I did an analysis in trying to figure out how big the adjustment should be. I used a pretty simple approach based on the comparison of two numbers. One number is the relative risk of all Medicare Advantage to the risk of fee-for-service beneficiaries when that risk is measured using the diagnostic and demographic approach used to pay plans. The average risk score for Medicare Advantage beneficiaries is much higher than the average risk score for fee-for-service beneficiaries. And it has been increasing a lot since 2006. The numerator of this measure of coding intensity is the relative risk of MA using diagnostic and demographic information. The denominator is the relative risk of MA just using demographic information. Prior to the implementation of this risk adjustment system, the risk adjustment just used to be age, gender, Medicaid and institutional status to measure risk. Part of why Congress told CMS to use diagnostic information is that in the late 1990s and early 2000s there was very strong evidence that the demographic system overpaid MA plans because it was clear that MA was getting favorable selection and that healthy people were going into MA. There’s less favorable selection now than there was in 2000. In 2000, there were few in MA plans and now there’s close to 40 percent of eligible beneficiaries in MA plans. But there’s some evidence that MA is still maybe getting a little bit of favorable selection. If you’re really sick and you’re in fee for service and you’re using a lot of care, you’re not likely to join Medicare Advantage. There’s some evidence that some really sick people in MA switch back into fee-for-service. It’s probably still a little bit, a favorable selection but not too much on average.

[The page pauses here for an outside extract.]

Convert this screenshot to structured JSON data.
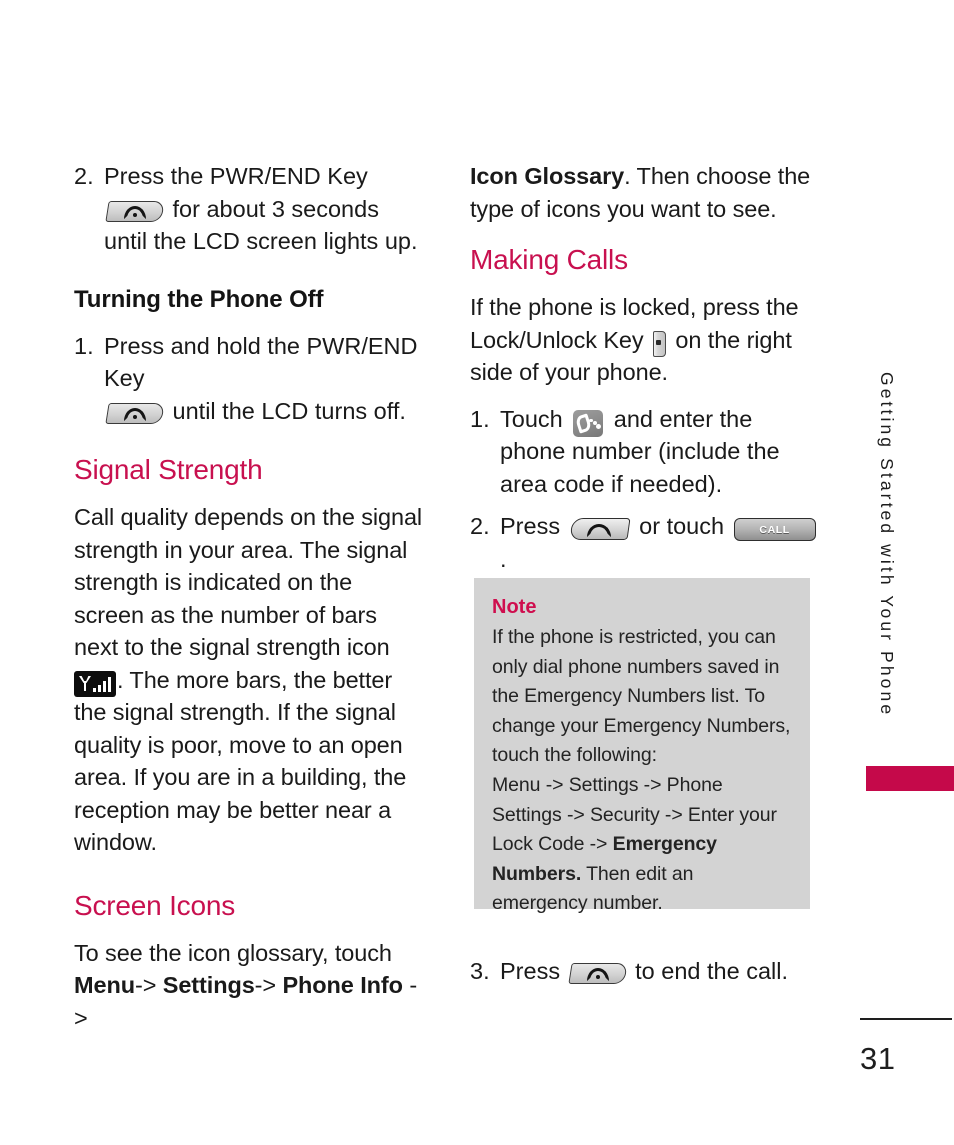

Through my analysis, I saw that the coding intensity adjustment should have been 20 percent, which is much higher than the 5.9 percent that CMS actually implemented for 2019. The coding intensity adjustment was increasing more than a percent per year over the previous 14 years. The difference between the adjustment that CMS implemented…and the adjustment I estimated using the demographic estimate of coding method results in the estimate that CMS overpaid by $106 billion over the decade.